Now, what mechanism do we have to implement a "data adapter"?
Annotations, anyone?
Calendar eventness could be defined in an annotation -- a data adapter
for the item to have "calendarness", including the ability to show up in
calendar contexts. Annotations also allow methods that we can use to
handle behavior -- presumably we'd need this to implement recurrence and
other code intended to keep data consistent. (As opposed to behaviors
that really belong in other layers).
The detail view is another example of a "general purpose" context, in
that it has to display any "information item". Detail views and tables
both use attribute editors, which are themselves "contexts". In this
case, the "contexts" display attributes and not items. We could use the
adapter pattern to solve certain problems when the detail view has to
make a decision about which attributes to display -- "information items"

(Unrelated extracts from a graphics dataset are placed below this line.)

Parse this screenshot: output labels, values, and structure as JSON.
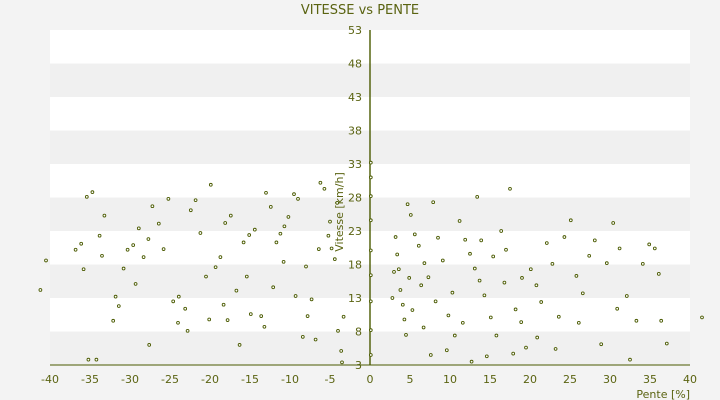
{
  "chart_data": {
    "type": "scatter",
    "title": "VITESSE vs PENTE",
    "xlabel": "Pente [%]",
    "ylabel": "Vitesse [km/h]",
    "xlim": [
      -40,
      40
    ],
    "ylim": [
      3,
      53
    ],
    "xticks": [
      -40,
      -35,
      -30,
      -25,
      -20,
      -15,
      -10,
      -5,
      0,
      5,
      10,
      15,
      20,
      25,
      30,
      35,
      40
    ],
    "yticks": [
      3,
      8,
      13,
      18,
      23,
      28,
      33,
      38,
      43,
      48,
      53
    ],
    "grid": "horizontal bands",
    "legend": "none",
    "colors": {
      "point": "#4a5a00",
      "axis": "#4a5a00",
      "band": "#f0f0f0",
      "plot": "#ffffff",
      "background": "#f3f3f3",
      "text": "#5a6311"
    },
    "series": [
      {
        "points": [
          [
            -41.2,
            14.2
          ],
          [
            -40.5,
            18.6
          ],
          [
            -36.8,
            20.2
          ],
          [
            -36.1,
            21.1
          ],
          [
            -35.4,
            28.1
          ],
          [
            -34.7,
            28.8
          ],
          [
            -35.8,
            17.3
          ],
          [
            -35.2,
            3.8
          ],
          [
            -34.2,
            3.8
          ],
          [
            -33.5,
            19.3
          ],
          [
            -33.8,
            22.3
          ],
          [
            -33.2,
            25.3
          ],
          [
            -32.1,
            9.6
          ],
          [
            -31.4,
            11.8
          ],
          [
            -30.8,
            17.4
          ],
          [
            -30.3,
            20.2
          ],
          [
            -29.6,
            20.9
          ],
          [
            -28.9,
            23.4
          ],
          [
            -28.3,
            19.1
          ],
          [
            -27.7,
            21.8
          ],
          [
            -27.2,
            26.7
          ],
          [
            -26.4,
            24.1
          ],
          [
            -25.8,
            20.3
          ],
          [
            -25.2,
            27.8
          ],
          [
            -24.6,
            12.5
          ],
          [
            -23.9,
            13.2
          ],
          [
            -23.1,
            11.4
          ],
          [
            -22.4,
            26.1
          ],
          [
            -21.8,
            27.6
          ],
          [
            -21.2,
            22.7
          ],
          [
            -20.5,
            16.2
          ],
          [
            -19.9,
            29.9
          ],
          [
            -19.3,
            17.6
          ],
          [
            -18.7,
            19.1
          ],
          [
            -18.1,
            24.2
          ],
          [
            -17.4,
            25.3
          ],
          [
            -17.8,
            9.7
          ],
          [
            -16.3,
            6.0
          ],
          [
            -15.8,
            21.3
          ],
          [
            -15.1,
            22.4
          ],
          [
            -14.4,
            23.2
          ],
          [
            -14.9,
            10.6
          ],
          [
            -13.6,
            10.3
          ],
          [
            -13.0,
            28.7
          ],
          [
            -12.4,
            26.6
          ],
          [
            -11.7,
            21.3
          ],
          [
            -11.2,
            22.6
          ],
          [
            -10.7,
            23.7
          ],
          [
            -10.2,
            25.1
          ],
          [
            -9.5,
            28.5
          ],
          [
            -9.0,
            27.8
          ],
          [
            -8.4,
            7.2
          ],
          [
            -7.8,
            10.3
          ],
          [
            -7.3,
            12.8
          ],
          [
            -6.8,
            6.8
          ],
          [
            -6.2,
            30.2
          ],
          [
            -5.7,
            29.3
          ],
          [
            -5.2,
            22.3
          ],
          [
            -4.8,
            20.4
          ],
          [
            -4.4,
            18.8
          ],
          [
            -4.0,
            8.1
          ],
          [
            -3.6,
            5.1
          ],
          [
            -3.3,
            10.2
          ],
          [
            -24.0,
            9.3
          ],
          [
            -22.8,
            8.1
          ],
          [
            -20.1,
            9.8
          ],
          [
            -18.3,
            12.0
          ],
          [
            -16.7,
            14.1
          ],
          [
            -15.4,
            16.2
          ],
          [
            -13.2,
            8.7
          ],
          [
            -12.1,
            14.6
          ],
          [
            -10.8,
            18.4
          ],
          [
            -9.3,
            13.3
          ],
          [
            -8.0,
            17.7
          ],
          [
            -6.4,
            20.3
          ],
          [
            -5.0,
            24.4
          ],
          [
            -4.1,
            27.2
          ],
          [
            -3.5,
            3.4
          ],
          [
            -27.6,
            6.0
          ],
          [
            -29.3,
            15.1
          ],
          [
            -31.8,
            13.2
          ],
          [
            0.1,
            4.5
          ],
          [
            0.1,
            8.2
          ],
          [
            0.1,
            12.5
          ],
          [
            0.1,
            16.4
          ],
          [
            0.1,
            20.1
          ],
          [
            0.1,
            24.6
          ],
          [
            0.1,
            28.2
          ],
          [
            0.1,
            31.0
          ],
          [
            0.1,
            33.2
          ],
          [
            3.2,
            22.1
          ],
          [
            3.4,
            19.5
          ],
          [
            3.6,
            17.3
          ],
          [
            3.8,
            14.2
          ],
          [
            4.1,
            12.0
          ],
          [
            4.3,
            9.8
          ],
          [
            4.5,
            7.5
          ],
          [
            4.7,
            27.0
          ],
          [
            5.1,
            25.4
          ],
          [
            5.6,
            22.5
          ],
          [
            6.1,
            20.8
          ],
          [
            6.8,
            18.2
          ],
          [
            7.3,
            16.1
          ],
          [
            7.9,
            27.3
          ],
          [
            8.5,
            22.0
          ],
          [
            9.1,
            18.6
          ],
          [
            9.8,
            10.4
          ],
          [
            10.6,
            7.4
          ],
          [
            11.2,
            24.5
          ],
          [
            11.9,
            21.7
          ],
          [
            12.5,
            19.6
          ],
          [
            13.1,
            17.4
          ],
          [
            13.7,
            15.6
          ],
          [
            13.4,
            28.1
          ],
          [
            14.3,
            13.4
          ],
          [
            15.1,
            10.1
          ],
          [
            15.8,
            7.4
          ],
          [
            16.4,
            23.0
          ],
          [
            17.0,
            20.2
          ],
          [
            17.5,
            29.3
          ],
          [
            18.2,
            11.3
          ],
          [
            18.9,
            9.4
          ],
          [
            19.5,
            5.6
          ],
          [
            20.1,
            17.3
          ],
          [
            20.8,
            14.9
          ],
          [
            21.4,
            12.4
          ],
          [
            22.1,
            21.2
          ],
          [
            22.8,
            18.1
          ],
          [
            23.6,
            10.2
          ],
          [
            24.3,
            22.1
          ],
          [
            25.1,
            24.6
          ],
          [
            25.8,
            16.3
          ],
          [
            26.6,
            13.7
          ],
          [
            27.4,
            19.3
          ],
          [
            28.1,
            21.6
          ],
          [
            28.9,
            6.1
          ],
          [
            29.6,
            18.2
          ],
          [
            30.4,
            24.2
          ],
          [
            31.2,
            20.4
          ],
          [
            32.1,
            13.3
          ],
          [
            32.5,
            3.8
          ],
          [
            33.3,
            9.6
          ],
          [
            34.1,
            18.1
          ],
          [
            34.9,
            21.0
          ],
          [
            35.6,
            20.4
          ],
          [
            36.4,
            9.6
          ],
          [
            37.1,
            6.2
          ],
          [
            36.1,
            16.6
          ],
          [
            41.5,
            10.1
          ],
          [
            23.2,
            5.4
          ],
          [
            20.9,
            7.1
          ],
          [
            17.9,
            4.7
          ],
          [
            14.6,
            4.3
          ],
          [
            12.7,
            3.5
          ],
          [
            9.6,
            5.2
          ],
          [
            8.2,
            12.5
          ],
          [
            6.4,
            14.9
          ],
          [
            5.3,
            11.2
          ],
          [
            4.9,
            16.0
          ],
          [
            7.6,
            4.5
          ],
          [
            11.6,
            9.3
          ],
          [
            15.4,
            19.2
          ],
          [
            19.0,
            16.0
          ],
          [
            26.1,
            9.3
          ],
          [
            30.9,
            11.4
          ],
          [
            2.8,
            13.0
          ],
          [
            3.0,
            16.9
          ],
          [
            6.7,
            8.6
          ],
          [
            10.3,
            13.8
          ],
          [
            13.9,
            21.6
          ],
          [
            16.8,
            15.3
          ]
        ]
      }
    ]
  }
}
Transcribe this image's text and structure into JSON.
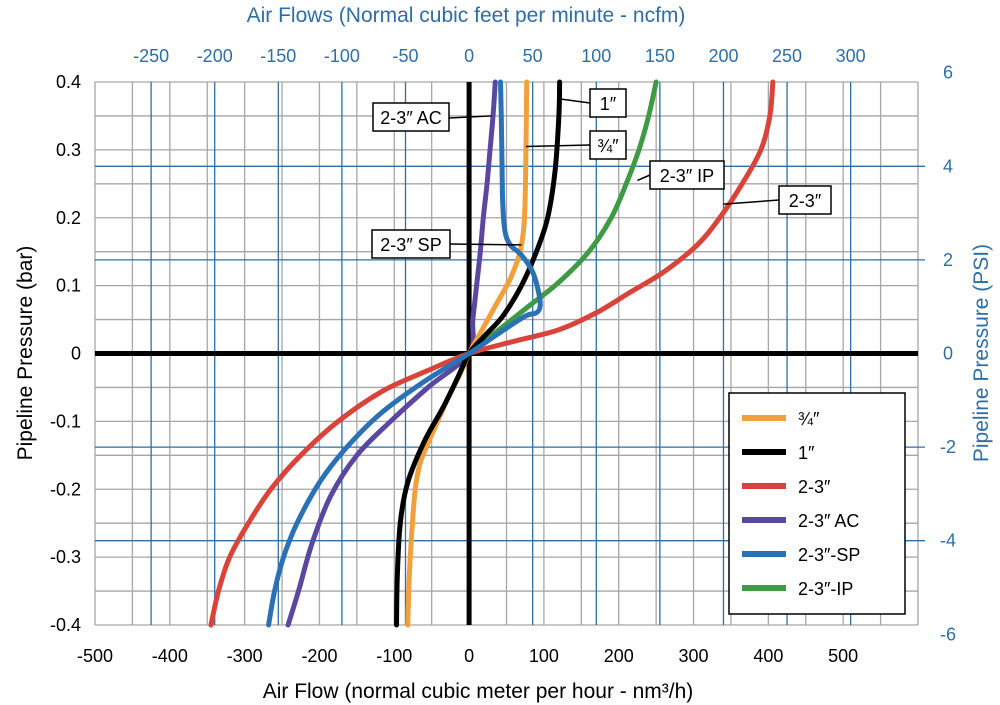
{
  "chart_data": {
    "type": "line",
    "title_top_axis": "Air Flows (Normal cubic feet per minute - ncfm)",
    "xlabel": "Air Flow (normal cubic meter per hour - nm³/h)",
    "ylabel_left": "Pipeline Pressure (bar)",
    "ylabel_right": "Pipeline Pressure (PSI)",
    "xlim": [
      -500,
      600
    ],
    "ylim": [
      -0.4,
      0.4
    ],
    "x_ticks": [
      "-500",
      "-400",
      "-300",
      "-200",
      "-100",
      "0",
      "100",
      "200",
      "300",
      "400",
      "500"
    ],
    "x_tick_values": [
      -500,
      -400,
      -300,
      -200,
      -100,
      0,
      100,
      200,
      300,
      400,
      500
    ],
    "y_ticks": [
      "-0.4",
      "-0.3",
      "-0.2",
      "-0.1",
      "0",
      "0.1",
      "0.2",
      "0.3",
      "0.4"
    ],
    "y_tick_values": [
      -0.4,
      -0.3,
      -0.2,
      -0.1,
      0,
      0.1,
      0.2,
      0.3,
      0.4
    ],
    "top_ticks": [
      "-250",
      "-200",
      "-150",
      "-100",
      "-50",
      "0",
      "50",
      "100",
      "150",
      "200",
      "250",
      "300"
    ],
    "top_tick_values": [
      -250,
      -200,
      -150,
      -100,
      -50,
      0,
      50,
      100,
      150,
      200,
      250,
      300
    ],
    "right_ticks": [
      "6",
      "4",
      "2",
      "0",
      "-2",
      "-4",
      "-6"
    ],
    "right_tick_values": [
      6,
      4,
      2,
      0,
      -2,
      -4,
      -6
    ],
    "grid": true,
    "legend_position": "bottom-right",
    "colors": {
      "grid": "#a6a6a6",
      "secondary_grid": "#2f6ea5",
      "secondary_text": "#2f6ea5",
      "axis": "#000000"
    },
    "series": [
      {
        "name": "¾″",
        "color": "#f0a03c",
        "points": [
          [
            -82,
            -0.4
          ],
          [
            -80,
            -0.33
          ],
          [
            -77,
            -0.27
          ],
          [
            -72,
            -0.2
          ],
          [
            -65,
            -0.16
          ],
          [
            -50,
            -0.12
          ],
          [
            -30,
            -0.07
          ],
          [
            -12,
            -0.03
          ],
          [
            0,
            0
          ],
          [
            15,
            0.03
          ],
          [
            35,
            0.07
          ],
          [
            55,
            0.11
          ],
          [
            68,
            0.15
          ],
          [
            74,
            0.2
          ],
          [
            76,
            0.3
          ],
          [
            77,
            0.4
          ]
        ]
      },
      {
        "name": "1″",
        "color": "#000000",
        "points": [
          [
            -97,
            -0.4
          ],
          [
            -96,
            -0.33
          ],
          [
            -92,
            -0.25
          ],
          [
            -82,
            -0.19
          ],
          [
            -60,
            -0.13
          ],
          [
            -35,
            -0.08
          ],
          [
            -15,
            -0.035
          ],
          [
            0,
            0
          ],
          [
            20,
            0.025
          ],
          [
            45,
            0.055
          ],
          [
            70,
            0.1
          ],
          [
            90,
            0.15
          ],
          [
            105,
            0.2
          ],
          [
            115,
            0.27
          ],
          [
            120,
            0.35
          ],
          [
            121,
            0.4
          ]
        ]
      },
      {
        "name": "2-3″",
        "color": "#d9443a",
        "points": [
          [
            -345,
            -0.4
          ],
          [
            -335,
            -0.35
          ],
          [
            -320,
            -0.3
          ],
          [
            -295,
            -0.25
          ],
          [
            -265,
            -0.2
          ],
          [
            -225,
            -0.15
          ],
          [
            -175,
            -0.1
          ],
          [
            -115,
            -0.055
          ],
          [
            -55,
            -0.025
          ],
          [
            0,
            0
          ],
          [
            60,
            0.018
          ],
          [
            120,
            0.035
          ],
          [
            170,
            0.06
          ],
          [
            215,
            0.09
          ],
          [
            260,
            0.12
          ],
          [
            305,
            0.16
          ],
          [
            335,
            0.2
          ],
          [
            365,
            0.25
          ],
          [
            390,
            0.3
          ],
          [
            402,
            0.35
          ],
          [
            406,
            0.4
          ]
        ]
      },
      {
        "name": "2-3″ AC",
        "color": "#5a48a0",
        "points": [
          [
            -242,
            -0.4
          ],
          [
            -228,
            -0.35
          ],
          [
            -210,
            -0.28
          ],
          [
            -185,
            -0.21
          ],
          [
            -150,
            -0.15
          ],
          [
            -105,
            -0.1
          ],
          [
            -55,
            -0.05
          ],
          [
            0,
            0
          ],
          [
            5,
            0.05
          ],
          [
            10,
            0.1
          ],
          [
            15,
            0.15
          ],
          [
            19,
            0.2
          ],
          [
            24,
            0.25
          ],
          [
            28,
            0.3
          ],
          [
            32,
            0.35
          ],
          [
            35,
            0.4
          ]
        ]
      },
      {
        "name": "2-3″-SP",
        "color": "#2a72b5",
        "points": [
          [
            -268,
            -0.4
          ],
          [
            -260,
            -0.35
          ],
          [
            -248,
            -0.3
          ],
          [
            -230,
            -0.25
          ],
          [
            -200,
            -0.19
          ],
          [
            -165,
            -0.14
          ],
          [
            -120,
            -0.09
          ],
          [
            -65,
            -0.045
          ],
          [
            0,
            0
          ],
          [
            40,
            0.03
          ],
          [
            75,
            0.055
          ],
          [
            90,
            0.06
          ],
          [
            95,
            0.07
          ],
          [
            93,
            0.09
          ],
          [
            85,
            0.12
          ],
          [
            70,
            0.145
          ],
          [
            55,
            0.16
          ],
          [
            48,
            0.18
          ],
          [
            45,
            0.22
          ],
          [
            44,
            0.28
          ],
          [
            43,
            0.35
          ],
          [
            42,
            0.4
          ]
        ]
      },
      {
        "name": "2-3″-IP",
        "color": "#3f9a45",
        "points": [
          [
            0,
            0
          ],
          [
            40,
            0.035
          ],
          [
            80,
            0.07
          ],
          [
            120,
            0.105
          ],
          [
            160,
            0.15
          ],
          [
            190,
            0.2
          ],
          [
            210,
            0.25
          ],
          [
            227,
            0.3
          ],
          [
            240,
            0.35
          ],
          [
            250,
            0.4
          ]
        ]
      }
    ],
    "annotations": [
      {
        "text": "2-3″ AC"
      },
      {
        "text": "1″"
      },
      {
        "text": "¾″"
      },
      {
        "text": "2-3″ IP"
      },
      {
        "text": "2-3″"
      },
      {
        "text": "2-3″ SP"
      }
    ]
  }
}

could have a context specific detail view adapter. Alternatively, the
detail view could have specific contextual knowledge about making those
choices (as we have today, different views are selected based on the item).
Thoughts on open problems:
- Search/query efficiently on attributes: would work as it does on any
item (no traversing links between items), as annotations add attributes
to the kind under the hood -- the attributes are all on one "item".
- kinds: annotations don't add kinds, and we have a lot of
infrastructure right now based on the kind. Could we add kinds to the
item? Any other ideas?
- recurrence: not sure. Grant? Jeffrey? could this be made to work?
- unstamping then restamping: presumably the stamp subclass could
implement this behavior, marking the attributes or whatever.
- stamp discovery: we'd need the ability to get a list of stamps that a
given item had. As PJE pointed out, if you are not looking at an object
through the lens of its adapter, it doesn't get the adapter behavior. I
think this could be ok, as long as we have the ability to discover
stamps/adaptors and are conscious of using them appropriately. Any
thoughts on problems this would cause?
- overlapping attributes: annotations provide namespaces to distinguish
between attributes, but that doesn't solve the whole problem. The detail
view context needs to know how to make a decision about which attribute
to use. Perhaps this is knowledge that a "detail view adapter" knows, or
perhaps this is knowledge that the particular detail view knows.
So, that was too long and handwavy and incomplete to be a real proposal,
but I wanted to throw it out there for reactions. Thoughts?